Despite these concerns, prevention of falls and osteoporosis remain the cornerstones of hip fracture treatment. First, regular physical activity and exercise for older individuals will not only boost bone mineral density but also help prevent future falls. Initially, a sedentary individual may need to start off slow and gradually increase activity level and duration. Assessing for visual impairment and treating appropriately will also help prevent falls. Identification of individuals with high fall risk and properly referring to a fall prevention program is also essential.

Efforts made at preventing osteoporosis focus on changing the modifiable factors.
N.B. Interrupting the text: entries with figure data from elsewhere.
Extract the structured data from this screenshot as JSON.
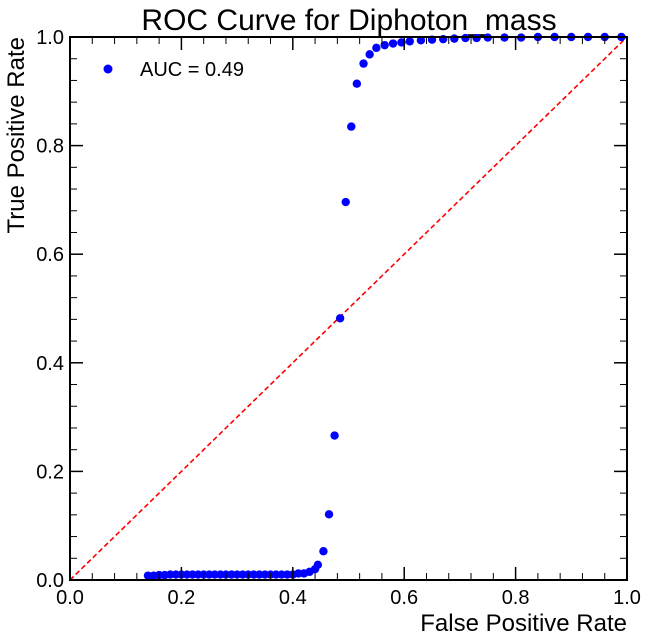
{
  "chart_data": {
    "type": "scatter",
    "title": "ROC Curve for Diphoton_mass",
    "xlabel": "False Positive Rate",
    "ylabel": "True Positive Rate",
    "xlim": [
      0.0,
      1.0
    ],
    "ylim": [
      0.0,
      1.0
    ],
    "xticks": [
      "0.0",
      "0.2",
      "0.4",
      "0.6",
      "0.8",
      "1.0"
    ],
    "yticks": [
      "0.0",
      "0.2",
      "0.4",
      "0.6",
      "0.8",
      "1.0"
    ],
    "grid": false,
    "legend_position": "top-left",
    "series": [
      {
        "name": "AUC = 0.49",
        "color": "#0000ff",
        "marker": "circle",
        "x": [
          0.14,
          0.15,
          0.16,
          0.17,
          0.18,
          0.19,
          0.2,
          0.21,
          0.22,
          0.23,
          0.24,
          0.25,
          0.26,
          0.27,
          0.28,
          0.29,
          0.3,
          0.31,
          0.32,
          0.33,
          0.34,
          0.35,
          0.36,
          0.37,
          0.38,
          0.39,
          0.4,
          0.41,
          0.42,
          0.43,
          0.44,
          0.445,
          0.455,
          0.465,
          0.475,
          0.485,
          0.495,
          0.505,
          0.515,
          0.527,
          0.538,
          0.55,
          0.565,
          0.58,
          0.595,
          0.61,
          0.63,
          0.65,
          0.67,
          0.69,
          0.71,
          0.73,
          0.75,
          0.78,
          0.81,
          0.84,
          0.87,
          0.9,
          0.93,
          0.96,
          0.99
        ],
        "y": [
          0.008,
          0.008,
          0.009,
          0.009,
          0.01,
          0.01,
          0.01,
          0.01,
          0.01,
          0.01,
          0.01,
          0.01,
          0.01,
          0.01,
          0.01,
          0.01,
          0.01,
          0.01,
          0.01,
          0.01,
          0.01,
          0.01,
          0.01,
          0.01,
          0.01,
          0.01,
          0.01,
          0.012,
          0.012,
          0.015,
          0.02,
          0.028,
          0.053,
          0.121,
          0.266,
          0.482,
          0.696,
          0.835,
          0.914,
          0.951,
          0.968,
          0.98,
          0.985,
          0.988,
          0.99,
          0.992,
          0.994,
          0.995,
          0.996,
          0.997,
          0.998,
          0.998,
          0.999,
          0.999,
          0.999,
          1.0,
          1.0,
          1.0,
          1.0,
          1.0,
          1.0
        ]
      }
    ],
    "reference_line": {
      "color": "#ff0000",
      "style": "dashed",
      "x": [
        0,
        1
      ],
      "y": [
        0,
        1
      ]
    }
  }
}
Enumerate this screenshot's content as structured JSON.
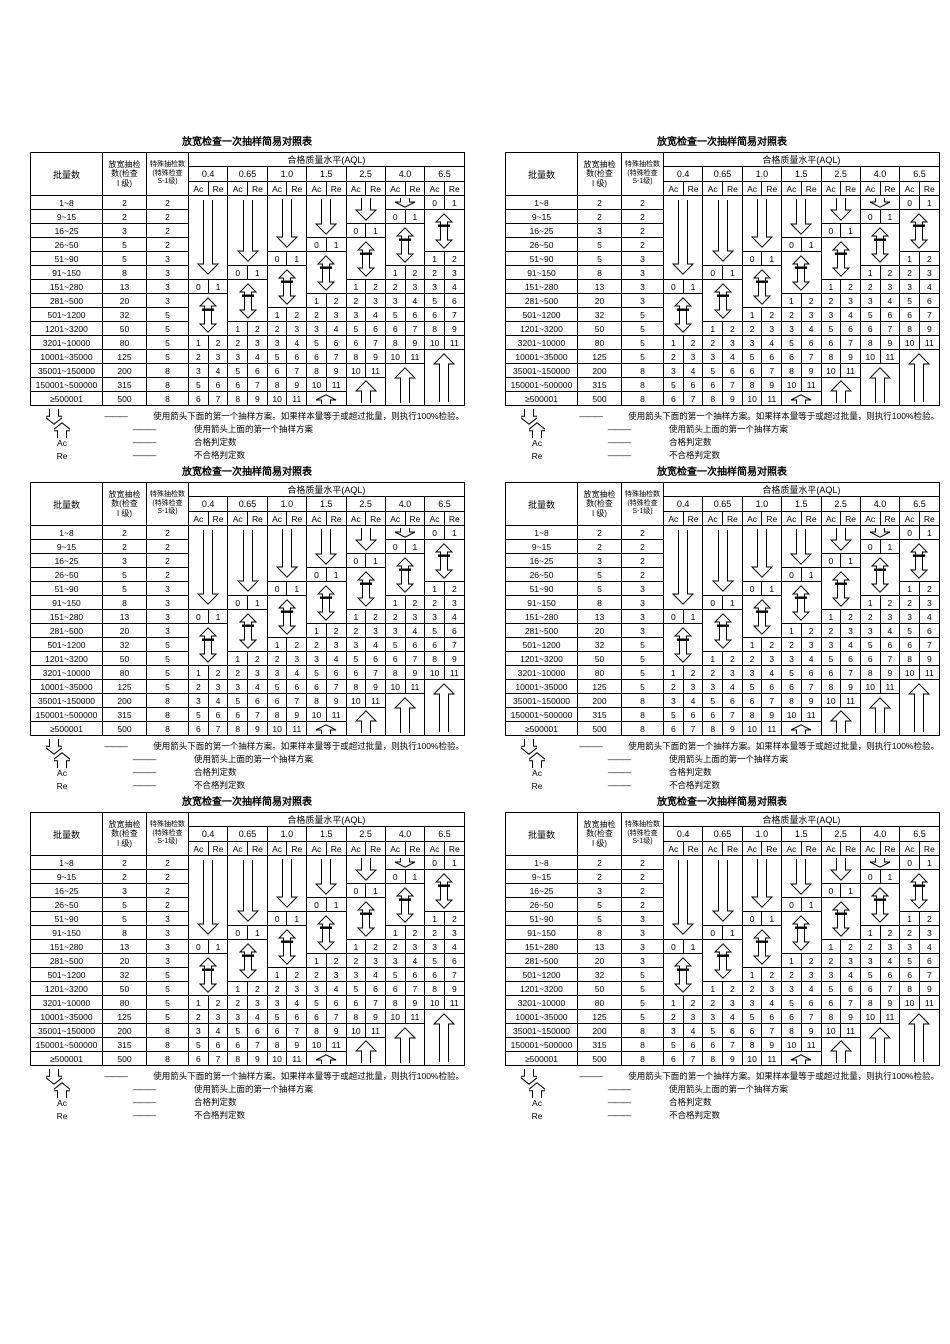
{
  "page": {
    "background": "#ffffff",
    "copies": 6
  },
  "table": {
    "title": "放宽检查一次抽样简易对照表",
    "header": {
      "lot_label": "批量数",
      "relaxed_label_lines": [
        "放宽抽检",
        "数(检查",
        "I 级)"
      ],
      "special_label_lines": [
        "特殊抽检数",
        "(特殊检查",
        "S-1级)"
      ],
      "aql_title": "合格质量水平(AQL)",
      "aql_levels": [
        "0.4",
        "0.65",
        "1.0",
        "1.5",
        "2.5",
        "4.0",
        "6.5"
      ],
      "ac_label": "Ac",
      "re_label": "Re"
    },
    "rows": [
      {
        "lot": "1~8",
        "relaxed_n": "2",
        "special_n": "2"
      },
      {
        "lot": "9~15",
        "relaxed_n": "2",
        "special_n": "2"
      },
      {
        "lot": "16~25",
        "relaxed_n": "3",
        "special_n": "2"
      },
      {
        "lot": "26~50",
        "relaxed_n": "5",
        "special_n": "2"
      },
      {
        "lot": "51~90",
        "relaxed_n": "5",
        "special_n": "3"
      },
      {
        "lot": "91~150",
        "relaxed_n": "8",
        "special_n": "3"
      },
      {
        "lot": "151~280",
        "relaxed_n": "13",
        "special_n": "3"
      },
      {
        "lot": "281~500",
        "relaxed_n": "20",
        "special_n": "3"
      },
      {
        "lot": "501~1200",
        "relaxed_n": "32",
        "special_n": "5"
      },
      {
        "lot": "1201~3200",
        "relaxed_n": "50",
        "special_n": "5"
      },
      {
        "lot": "3201~10000",
        "relaxed_n": "80",
        "special_n": "5"
      },
      {
        "lot": "10001~35000",
        "relaxed_n": "125",
        "special_n": "5"
      },
      {
        "lot": "35001~150000",
        "relaxed_n": "200",
        "special_n": "8"
      },
      {
        "lot": "150001~500000",
        "relaxed_n": "315",
        "special_n": "8"
      },
      {
        "lot": "≥500001",
        "relaxed_n": "500",
        "special_n": "8"
      }
    ],
    "aql_columns": [
      {
        "level": "0.4",
        "cells": [
          {
            "type": "down-arrow",
            "span": 6
          },
          {
            "type": "values",
            "ac": "0",
            "re": "1"
          },
          {
            "type": "double-arrow",
            "span": 3
          },
          {
            "type": "values",
            "ac": "1",
            "re": "2"
          },
          {
            "type": "values",
            "ac": "2",
            "re": "3"
          },
          {
            "type": "values",
            "ac": "3",
            "re": "4"
          },
          {
            "type": "values",
            "ac": "5",
            "re": "6"
          },
          {
            "type": "values",
            "ac": "6",
            "re": "7"
          }
        ]
      },
      {
        "level": "0.65",
        "cells": [
          {
            "type": "down-arrow",
            "span": 5
          },
          {
            "type": "values",
            "ac": "0",
            "re": "1"
          },
          {
            "type": "double-arrow",
            "span": 3
          },
          {
            "type": "values",
            "ac": "1",
            "re": "2"
          },
          {
            "type": "values",
            "ac": "2",
            "re": "3"
          },
          {
            "type": "values",
            "ac": "3",
            "re": "4"
          },
          {
            "type": "values",
            "ac": "5",
            "re": "6"
          },
          {
            "type": "values",
            "ac": "6",
            "re": "7"
          },
          {
            "type": "values",
            "ac": "8",
            "re": "9"
          }
        ]
      },
      {
        "level": "1.0",
        "cells": [
          {
            "type": "down-arrow",
            "span": 4
          },
          {
            "type": "values",
            "ac": "0",
            "re": "1"
          },
          {
            "type": "double-arrow",
            "span": 3
          },
          {
            "type": "values",
            "ac": "1",
            "re": "2"
          },
          {
            "type": "values",
            "ac": "2",
            "re": "3"
          },
          {
            "type": "values",
            "ac": "3",
            "re": "4"
          },
          {
            "type": "values",
            "ac": "5",
            "re": "6"
          },
          {
            "type": "values",
            "ac": "6",
            "re": "7"
          },
          {
            "type": "values",
            "ac": "8",
            "re": "9"
          },
          {
            "type": "values",
            "ac": "10",
            "re": "11"
          }
        ]
      },
      {
        "level": "1.5",
        "cells": [
          {
            "type": "down-arrow",
            "span": 3
          },
          {
            "type": "values",
            "ac": "0",
            "re": "1"
          },
          {
            "type": "double-arrow",
            "span": 3
          },
          {
            "type": "values",
            "ac": "1",
            "re": "2"
          },
          {
            "type": "values",
            "ac": "2",
            "re": "3"
          },
          {
            "type": "values",
            "ac": "3",
            "re": "4"
          },
          {
            "type": "values",
            "ac": "5",
            "re": "6"
          },
          {
            "type": "values",
            "ac": "6",
            "re": "7"
          },
          {
            "type": "values",
            "ac": "8",
            "re": "9"
          },
          {
            "type": "values",
            "ac": "10",
            "re": "11"
          },
          {
            "type": "up-arrow",
            "span": 1
          }
        ]
      },
      {
        "level": "2.5",
        "cells": [
          {
            "type": "down-arrow",
            "span": 2
          },
          {
            "type": "values",
            "ac": "0",
            "re": "1"
          },
          {
            "type": "double-arrow",
            "span": 3
          },
          {
            "type": "values",
            "ac": "1",
            "re": "2"
          },
          {
            "type": "values",
            "ac": "2",
            "re": "3"
          },
          {
            "type": "values",
            "ac": "3",
            "re": "4"
          },
          {
            "type": "values",
            "ac": "5",
            "re": "6"
          },
          {
            "type": "values",
            "ac": "6",
            "re": "7"
          },
          {
            "type": "values",
            "ac": "8",
            "re": "9"
          },
          {
            "type": "values",
            "ac": "10",
            "re": "11"
          },
          {
            "type": "up-arrow",
            "span": 2
          }
        ]
      },
      {
        "level": "4.0",
        "cells": [
          {
            "type": "down-arrow",
            "span": 1
          },
          {
            "type": "values",
            "ac": "0",
            "re": "1"
          },
          {
            "type": "double-arrow",
            "span": 3
          },
          {
            "type": "values",
            "ac": "1",
            "re": "2"
          },
          {
            "type": "values",
            "ac": "2",
            "re": "3"
          },
          {
            "type": "values",
            "ac": "3",
            "re": "4"
          },
          {
            "type": "values",
            "ac": "5",
            "re": "6"
          },
          {
            "type": "values",
            "ac": "6",
            "re": "7"
          },
          {
            "type": "values",
            "ac": "8",
            "re": "9"
          },
          {
            "type": "values",
            "ac": "10",
            "re": "11"
          },
          {
            "type": "up-arrow",
            "span": 3
          }
        ]
      },
      {
        "level": "6.5",
        "cells": [
          {
            "type": "values",
            "ac": "0",
            "re": "1"
          },
          {
            "type": "double-arrow",
            "span": 3
          },
          {
            "type": "values",
            "ac": "1",
            "re": "2"
          },
          {
            "type": "values",
            "ac": "2",
            "re": "3"
          },
          {
            "type": "values",
            "ac": "3",
            "re": "4"
          },
          {
            "type": "values",
            "ac": "5",
            "re": "6"
          },
          {
            "type": "values",
            "ac": "6",
            "re": "7"
          },
          {
            "type": "values",
            "ac": "8",
            "re": "9"
          },
          {
            "type": "values",
            "ac": "10",
            "re": "11"
          },
          {
            "type": "up-arrow",
            "span": 4
          }
        ]
      }
    ],
    "legend": [
      {
        "symbol": "down-arrow",
        "separator": "———",
        "text": "使用箭头下面的第一个抽样方案。如果样本量等于或超过批量，则执行100%检验。"
      },
      {
        "symbol": "up-arrow",
        "separator": "———",
        "text": "使用箭头上面的第一个抽样方案"
      },
      {
        "symbol": "Ac",
        "separator": "———",
        "text": "合格判定数"
      },
      {
        "symbol": "Re",
        "separator": "———",
        "text": "不合格判定数"
      }
    ]
  }
}
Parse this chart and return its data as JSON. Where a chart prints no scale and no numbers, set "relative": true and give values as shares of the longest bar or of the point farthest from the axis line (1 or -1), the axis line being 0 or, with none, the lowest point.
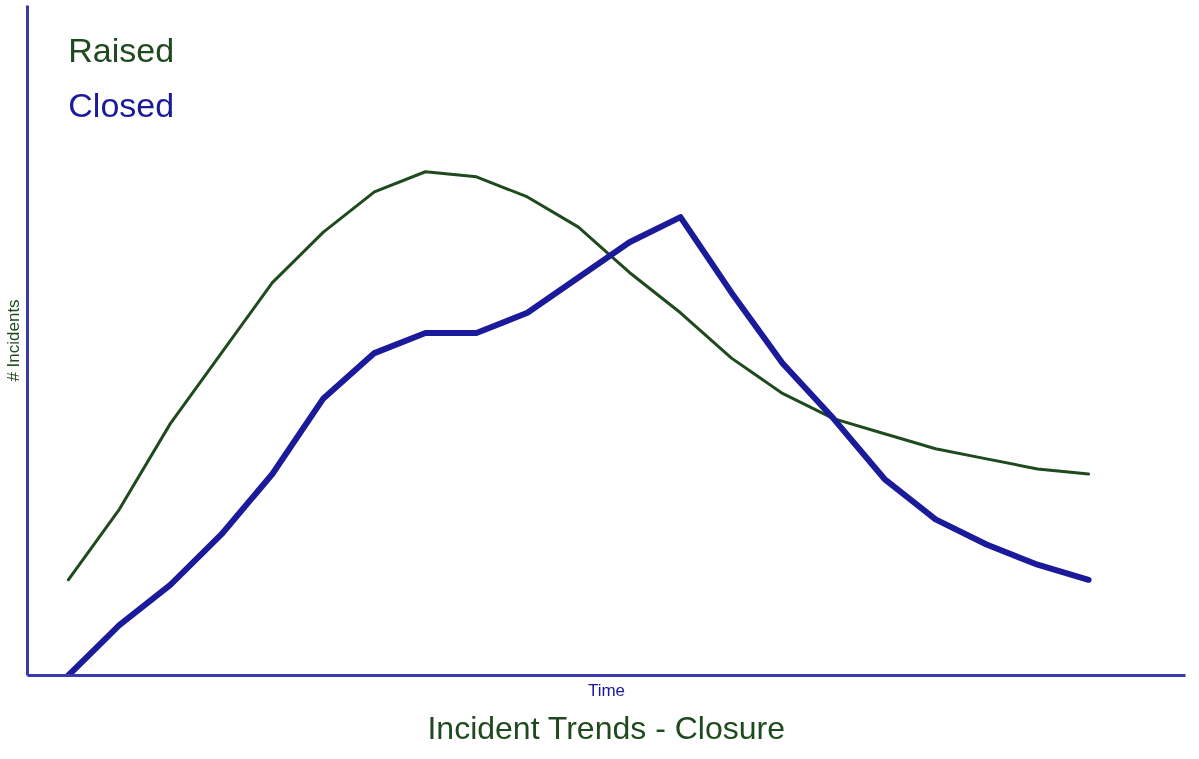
{
  "chart_data": {
    "type": "line",
    "title": "Incident Trends - Closure",
    "xlabel": "Time",
    "ylabel": "# Incidents",
    "relative": true,
    "legend": "top left",
    "marker": "none",
    "line_style": "solid",
    "categories": [
      null,
      null,
      null,
      null,
      null,
      null,
      null,
      null,
      null,
      null,
      null,
      null,
      null,
      null,
      null,
      null,
      null,
      null,
      null,
      null,
      null
    ],
    "series": [
      {
        "name": "Raised",
        "color": "#1e4a1e",
        "values": [
          0.19,
          0.33,
          0.5,
          0.64,
          0.78,
          0.88,
          0.96,
          1,
          0.99,
          0.95,
          0.89,
          0.8,
          0.72,
          0.63,
          0.56,
          0.51,
          0.48,
          0.45,
          0.43,
          0.41,
          0.4
        ]
      },
      {
        "name": "Closed",
        "color": "#1a1a9a",
        "values": [
          0,
          0.1,
          0.18,
          0.28,
          0.4,
          0.55,
          0.64,
          0.68,
          0.68,
          0.72,
          0.79,
          0.86,
          0.91,
          0.76,
          0.62,
          0.51,
          0.39,
          0.31,
          0.26,
          0.22,
          0.19
        ]
      }
    ]
  }
}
This includes: maintaining ideal body weight, smoking cessation, decrease alcohol intake, limit steroid usage and increasing physical activity. Additionally, once an osteoporosis-related fracture occurs, it is imperative to refer these individuals for bone mineral density testing and initiate appropriate treatment to prevent another fall or fracture.

Despite our best efforts at prevention, falls and hip fractures do occur. In this setting, prompt admission, early fall and nutrition assessment, surgery within 24-48 hours of admission and early postoperative physiotherapy are standards of care in the hospital setting for hip fracture treatment. Rest assured, Guthrie County Hospital is ready and prepared to provide all facets of hip fracture prevention and treatment!